A renewed campaign of sectarian killing claimed as many as 88 lives in the dilapidated second-hand clothes market of Baghdad, when Sunni insurgents showed their defiance of President George Bush with a series of mortar attacks and bombings.

Earlier, as the sound of gunfire and bombs echoed across the city during the Shia religious holiday of Ashura, American soldiers began leaving the security of their bunkers to set up new bases in some of the most violent areas of the city. The first to reach Baghdad comprised 3,200 troops of the 82nd Airborne, all part of President Bush's "surge" of troops with which he hopes to pacify the city.

Shortly after noon, a double car-bomb ripped through stalls of vendors who eke out a living selling DVDs and second-hand clothes in Bab al-Sharqi market in one of the busiest parts of Baghdad. Seconds afterwards, a suicide carbomber drove headlong into the crowd, sending clouds of acrid smoke over the entire area.

The charnel house left behind by the bombers was filmed by an insurgent who was spotted by members of the Iraqi army, chased down and shot dead. According to an Iraqi police official, the filmmaker was Egyptian and the film was destined to be made into a propaganda DVD for Sunni insurgents.

The devastating blasts left pieces of bodies scattered across the wreckage of the market place, which was at its busiest when the bombers struck. The market is also a transportation hub and was packed with hundreds of people going to and from work.

A photographer with AFP news agency described seeing so many victims that the bodies of the wounded were piled alongside the bodies of the dead on wooden market stalls.

Five hours later, a second attack took place at Baquba, to the north-east of the capital.

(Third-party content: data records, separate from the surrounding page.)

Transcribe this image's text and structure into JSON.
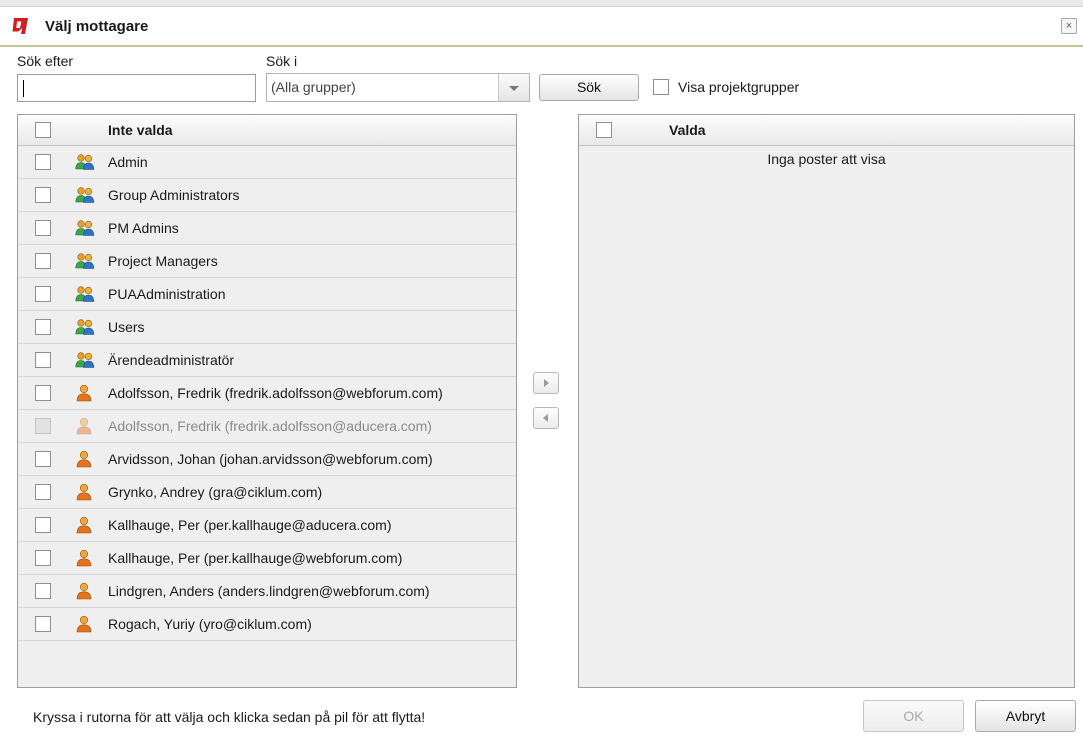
{
  "dialog": {
    "title": "Välj mottagare",
    "close_glyph": "×",
    "accent_color": "#cc1f1f"
  },
  "search": {
    "search_for_label": "Sök efter",
    "search_for_value": "",
    "search_in_label": "Sök i",
    "search_in_value": "(Alla grupper)",
    "search_button": "Sök",
    "show_project_groups_label": "Visa projektgrupper"
  },
  "left_panel": {
    "header": "Inte valda",
    "items": [
      {
        "label": "Admin",
        "type": "group",
        "icon": "group-icon"
      },
      {
        "label": "Group Administrators",
        "type": "group",
        "icon": "group-icon"
      },
      {
        "label": "PM Admins",
        "type": "group",
        "icon": "group-icon"
      },
      {
        "label": "Project Managers",
        "type": "group",
        "icon": "group-icon"
      },
      {
        "label": "PUAAdministration",
        "type": "group",
        "icon": "group-icon"
      },
      {
        "label": "Users",
        "type": "group",
        "icon": "group-icon"
      },
      {
        "label": "Ärendeadministratör",
        "type": "group",
        "icon": "group-icon"
      },
      {
        "label": "Adolfsson, Fredrik (fredrik.adolfsson@webforum.com)",
        "type": "user",
        "icon": "user-icon"
      },
      {
        "label": "Adolfsson, Fredrik (fredrik.adolfsson@aducera.com)",
        "type": "user",
        "icon": "user-icon",
        "disabled": true
      },
      {
        "label": "Arvidsson, Johan (johan.arvidsson@webforum.com)",
        "type": "user",
        "icon": "user-icon"
      },
      {
        "label": "Grynko, Andrey (gra@ciklum.com)",
        "type": "user",
        "icon": "user-icon"
      },
      {
        "label": "Kallhauge, Per (per.kallhauge@aducera.com)",
        "type": "user",
        "icon": "user-icon"
      },
      {
        "label": "Kallhauge, Per (per.kallhauge@webforum.com)",
        "type": "user",
        "icon": "user-icon"
      },
      {
        "label": "Lindgren, Anders (anders.lindgren@webforum.com)",
        "type": "user",
        "icon": "user-icon"
      },
      {
        "label": "Rogach, Yuriy (yro@ciklum.com)",
        "type": "user",
        "icon": "user-icon"
      }
    ]
  },
  "right_panel": {
    "header": "Valda",
    "empty_message": "Inga poster att visa"
  },
  "footer": {
    "hint": "Kryssa i rutorna för att välja och klicka sedan på pil för att flytta!",
    "ok_button": "OK",
    "cancel_button": "Avbryt"
  }
}
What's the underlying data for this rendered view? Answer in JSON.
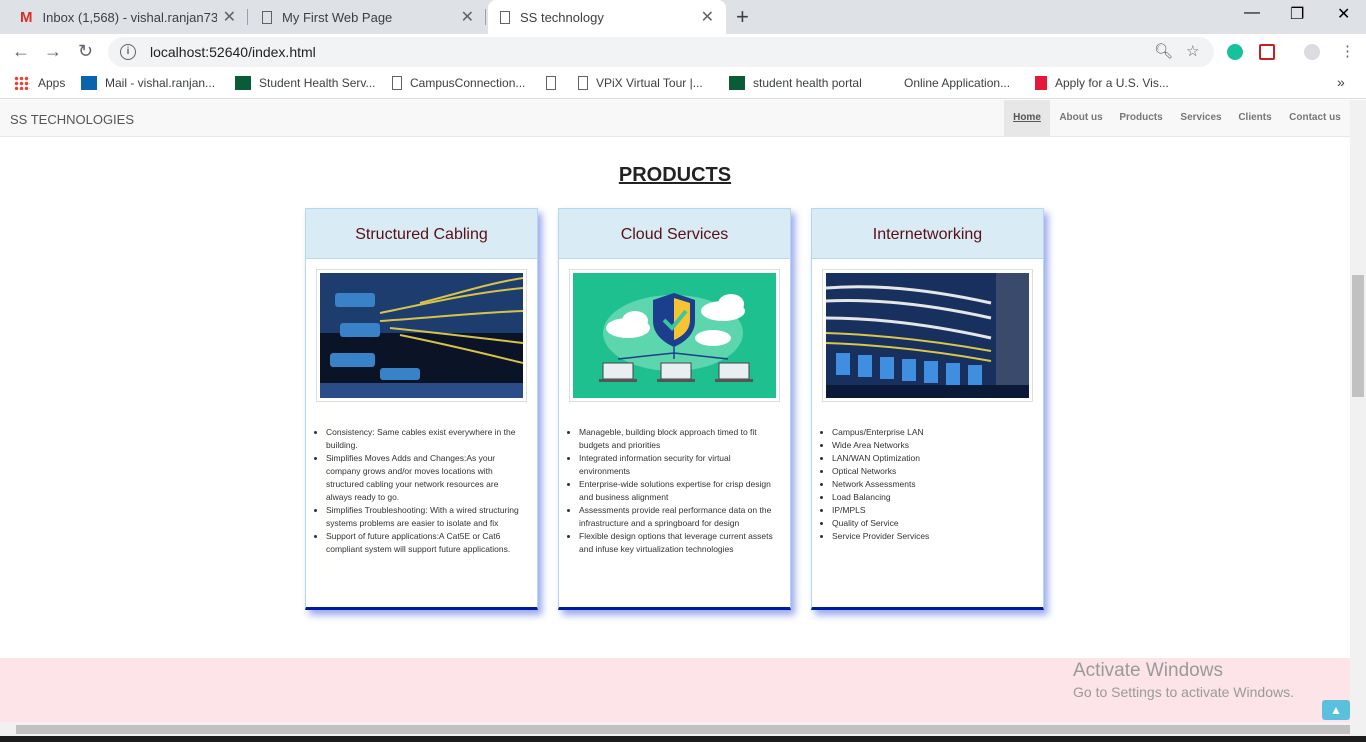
{
  "browser": {
    "tabs": [
      {
        "title": "Inbox (1,568) - vishal.ranjan7313",
        "icon": "gmail-icon"
      },
      {
        "title": "My First Web Page",
        "icon": "page-icon"
      },
      {
        "title": "SS technology",
        "icon": "page-icon",
        "active": true
      }
    ],
    "new_tab": "+",
    "url": "localhost:52640/index.html",
    "bookmarks": [
      {
        "label": "Apps"
      },
      {
        "label": "Mail - vishal.ranjan..."
      },
      {
        "label": "Student Health Serv..."
      },
      {
        "label": "CampusConnection..."
      },
      {
        "label": ""
      },
      {
        "label": "VPiX Virtual Tour |..."
      },
      {
        "label": "student health portal"
      },
      {
        "label": "Online Application..."
      },
      {
        "label": "Apply for a U.S. Vis..."
      }
    ],
    "more": "»"
  },
  "site": {
    "brand": "SS TECHNOLOGIES",
    "nav": [
      "Home",
      "About us",
      "Products",
      "Services",
      "Clients",
      "Contact us"
    ]
  },
  "products": {
    "title": "PRODUCTS",
    "cards": [
      {
        "title": "Structured Cabling",
        "image": "network-cables-image",
        "items": [
          "Consistency: Same cables exist everywhere in the building.",
          "Simplifies Moves Adds and Changes:As your company grows and/or moves locations with structured cabling your network resources are always ready to go.",
          "Simplifies Troubleshooting: With a wired structuring systems problems are easier to isolate and fix",
          "Support of future applications:A Cat5E or Cat6 compliant system will support future applications."
        ]
      },
      {
        "title": "Cloud Services",
        "image": "cloud-security-image",
        "items": [
          "Manageble, building block approach timed to fit budgets and priorities",
          "Integrated information security for virtual environments",
          "Enterprise-wide solutions expertise for crisp design and business alignment",
          "Assessments provide real performance data on the infrastructure and a springboard for design",
          "Flexible design options that leverage current assets and infuse key virtualization technologies"
        ]
      },
      {
        "title": "Internetworking",
        "image": "switch-cables-image",
        "items": [
          "Campus/Enterprise LAN",
          "Wide Area Networks",
          "LAN/WAN Optimization",
          "Optical Networks",
          "Network Assessments",
          "Load Balancing",
          "IP/MPLS",
          "Quality of Service",
          "Service Provider Services"
        ]
      }
    ]
  },
  "watermark": {
    "line1": "Activate Windows",
    "line2": "Go to Settings to activate Windows."
  },
  "colors": {
    "card_header_bg": "#d9ecf6",
    "card_title": "#5a0f14",
    "card_bottom_border": "#001a99",
    "footer_band": "#fce4e8",
    "back_to_top": "#5bc0de"
  }
}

Police described how a bomb hidden in a vegetable cart exploded in the heart of the market.

Just a few minutes later, a missile was fired into the area, causing further deaths.

Ali Hussein 47, a biologist was heading home when he was knocked off his feet by the Baghdad explosion."Bottles of perfumes and deodorants were flying in the air like small rockets," he told a New York Times reporter.

Elsewhere in Iraq yesterday, insurgents went on the attack against security forces and other officials. The Sunni mayor of Baquba was kidnapped and had his office blown up.

The Bush administration is convinced that a rapid increase in military force will put the insurgents on the run, encourage political settlements and dampen down the civil war between Shia and Sunni Muslims.

Prime Minister Nouri al-Maliki, condemned the attacks, saying: "Those terrorists who committed this crime think in their bloody attitude that killing a large number of citizens will lead to breaking the Iraqi people's will and tearing apart its unity."